The Cost of South Africa’s Digital Migration Delay

Khumbudzo Ntshavheni’s decision to shut down analog broadcast systems by June 30, 2022, has been rejected by South Africa’s constitutional court, which found that it is illegal. Ntshavheni (South Africa’s Minister of Communications and Digital Technologies) believes South Africa is ripe for digital migration.

The decision follows an appeal from, Media Monitoring Africa (MMA), and SOS Support Public Broadcasting. The group had sought to reverse a ruling and order issued by the High Court of South Africa earlier this year that had sided with the minister.

The International Telecommunications Union (ITU) 2006 resolved that all member states—including South Africa- should migrate from analog to digital broadcasting systems by 2015.

Ivy Matsepe-Casaburri, then minister of communications and digital technologies in South Africa, published a Broadcasting Digital Migration Policy (BDM Policy) in September 2008. Cyril Ramaphosa, the president of South Africa, declared in February 2021 that the gradual deactivation of analog transmitters would be finished by the end of March 2022.

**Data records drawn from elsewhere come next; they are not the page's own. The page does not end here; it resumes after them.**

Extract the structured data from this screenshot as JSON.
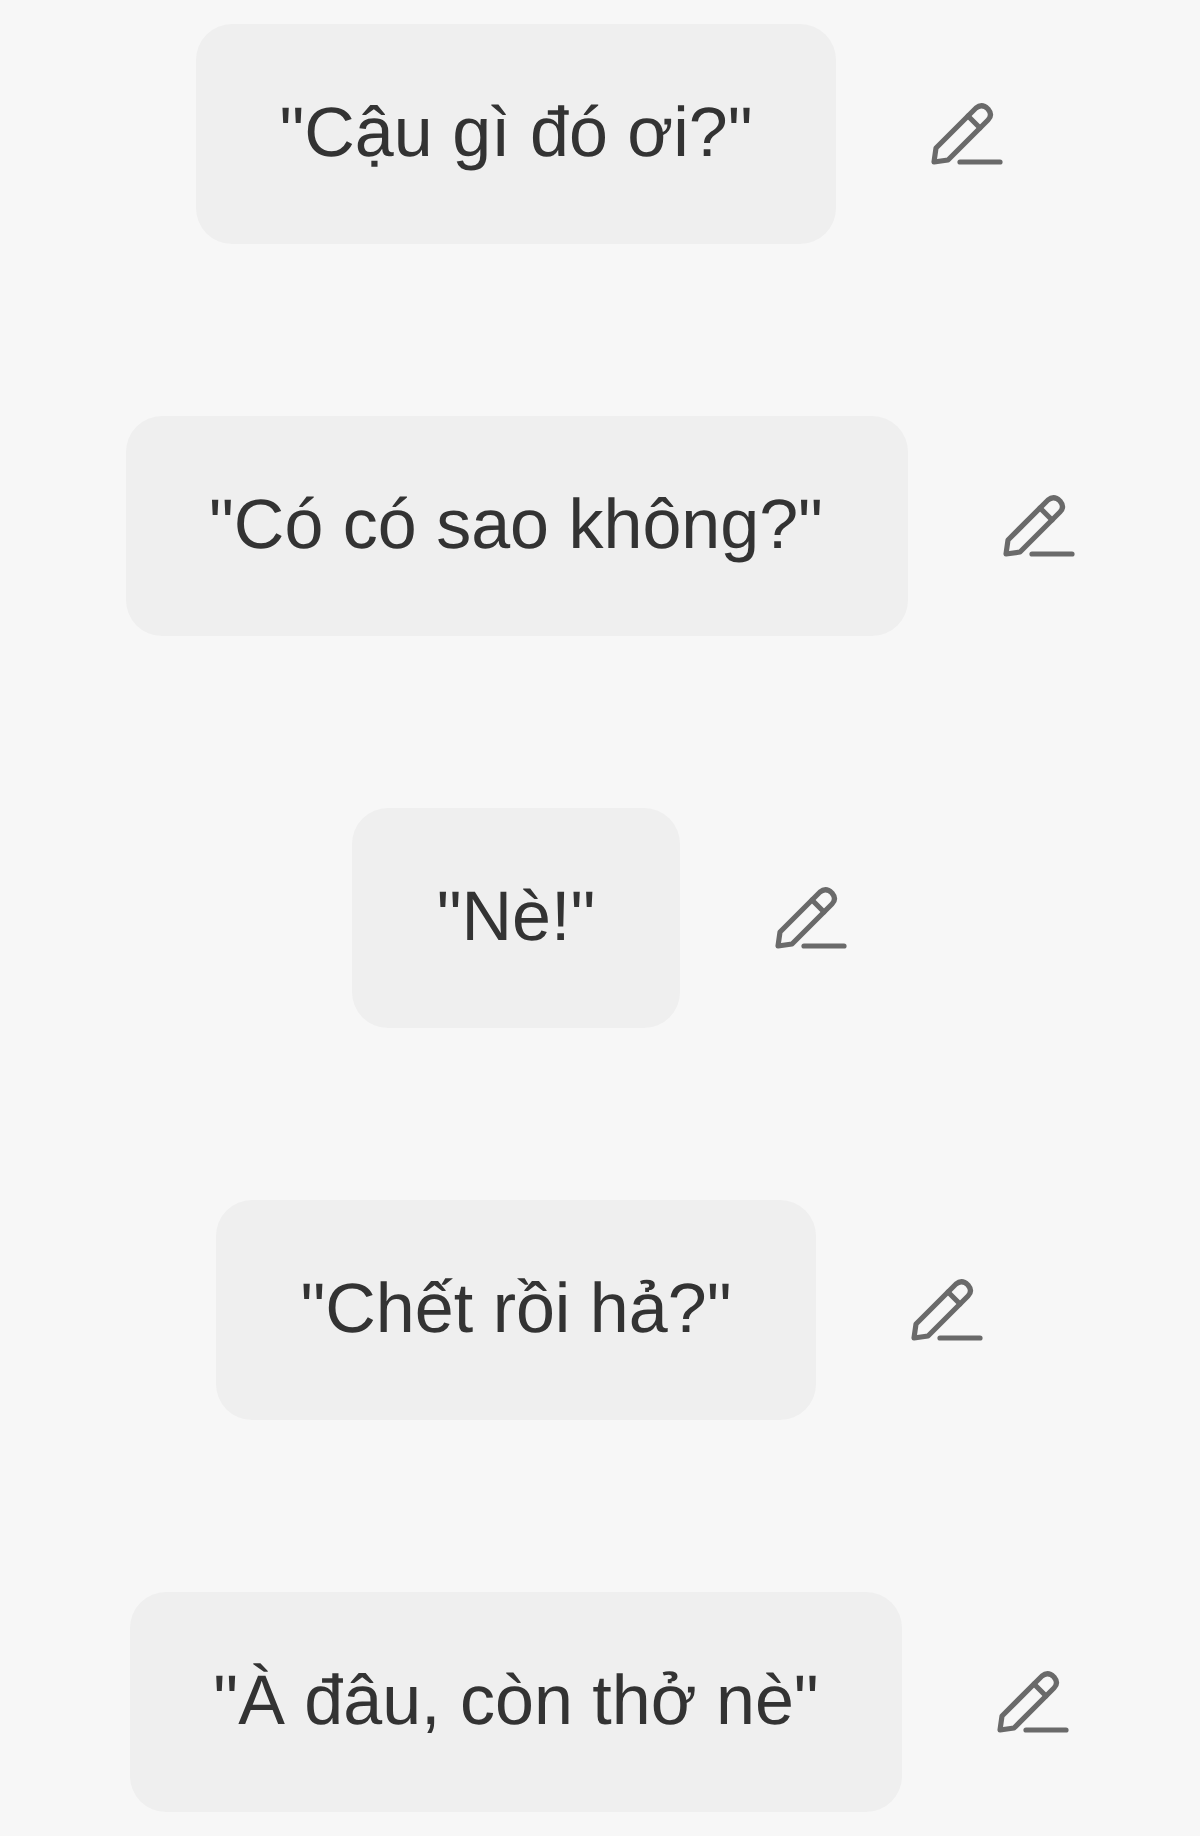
{
  "messages": [
    {
      "text": "\"Cậu gì đó ơi?\""
    },
    {
      "text": "\"Có có sao không?\""
    },
    {
      "text": "\"Nè!\""
    },
    {
      "text": "\"Chết rồi hả?\""
    },
    {
      "text": "\"À đâu, còn thở nè\""
    }
  ]
}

The minister issued a final call for registration on October 5, 2021, with a deadline of October 31, 2021, for individuals eligible for state-sponsored set-top boxes (STBs). After the analog switch-off, STBs would allow households to continue watching television on their analog television sets. However, this announcement prompted to file an application to the High Court against minister Ntshavheni.

Digital Migration
South African Constitutional Court

The court acknowledged in its ruling that out of more than 14 million television sets in South Africa, 10.5 million were digital transmission compliant, and 3.75 million were analog. Nevertheless, the High Court ruled that the minister would have three months to finish the incomplete installation.

Cost of Digital Migration Delay

South Africa’s traditional analog broadcast systems currently use 700 MHz to 800 MHz frequency ranges, which might be utilized for mobile data. The digital migration delay will cumber the frequency spectrum and, as a result, increase expenditure on data services.

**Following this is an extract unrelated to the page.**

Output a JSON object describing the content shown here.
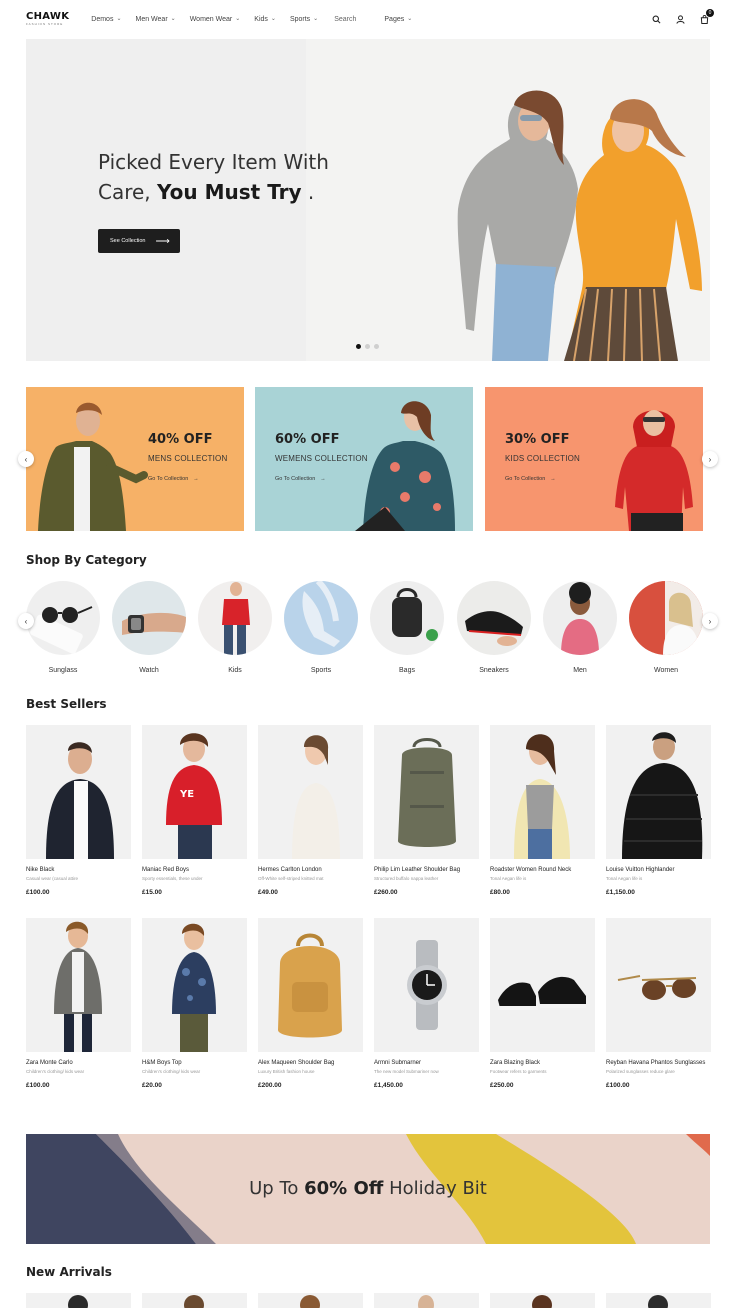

The digital migration delay will see users continue to pay for access to premium or additional content. This happens as an exchange or a set charge, such as a regular subscription or “pay-per-use.

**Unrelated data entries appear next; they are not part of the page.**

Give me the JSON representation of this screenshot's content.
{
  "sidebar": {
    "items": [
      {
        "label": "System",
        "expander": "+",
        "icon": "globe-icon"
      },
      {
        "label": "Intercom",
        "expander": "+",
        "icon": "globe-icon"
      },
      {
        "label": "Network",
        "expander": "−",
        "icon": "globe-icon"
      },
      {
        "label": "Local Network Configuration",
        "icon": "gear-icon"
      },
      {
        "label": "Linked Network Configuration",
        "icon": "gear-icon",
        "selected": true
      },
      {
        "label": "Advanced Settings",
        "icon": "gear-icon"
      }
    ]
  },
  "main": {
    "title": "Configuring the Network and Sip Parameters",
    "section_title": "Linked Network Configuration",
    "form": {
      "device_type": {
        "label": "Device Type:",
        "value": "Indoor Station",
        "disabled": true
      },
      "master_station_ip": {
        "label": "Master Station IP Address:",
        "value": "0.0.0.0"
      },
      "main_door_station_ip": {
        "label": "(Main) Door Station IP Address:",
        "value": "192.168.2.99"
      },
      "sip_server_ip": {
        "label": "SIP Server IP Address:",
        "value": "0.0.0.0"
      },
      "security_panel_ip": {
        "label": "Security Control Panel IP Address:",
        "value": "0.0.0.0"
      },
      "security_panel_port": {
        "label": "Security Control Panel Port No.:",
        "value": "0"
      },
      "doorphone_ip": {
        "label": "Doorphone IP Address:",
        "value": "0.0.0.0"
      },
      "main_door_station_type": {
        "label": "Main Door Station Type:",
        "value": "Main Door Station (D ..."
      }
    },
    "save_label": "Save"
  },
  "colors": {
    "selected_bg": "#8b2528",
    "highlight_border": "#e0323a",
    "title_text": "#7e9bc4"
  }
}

Regarding the advantages of digital broadcasting, some are connected to the transition process itself, while others would only be attained by ending analog transmissions. All benefits result from processing and compressing digital data, which uses network bandwidth far more effectively than analog signals.

Digital migration will enable the probable entry of new players at various points along the value chain. This can include interactive application developers or broadcasters, and the market would likely experience increased competition and innovation. Additionally, switching over implies unique advantages for some market participants, including lower transmission costs, the potential for higher digital receiver sales, and more straightforward content storage and processing. In actuality, the possible advantages and challenges change depending on the stakeholders, local context, and networks. However, all these will be on hold now, and the country awaits the other 3.75 million.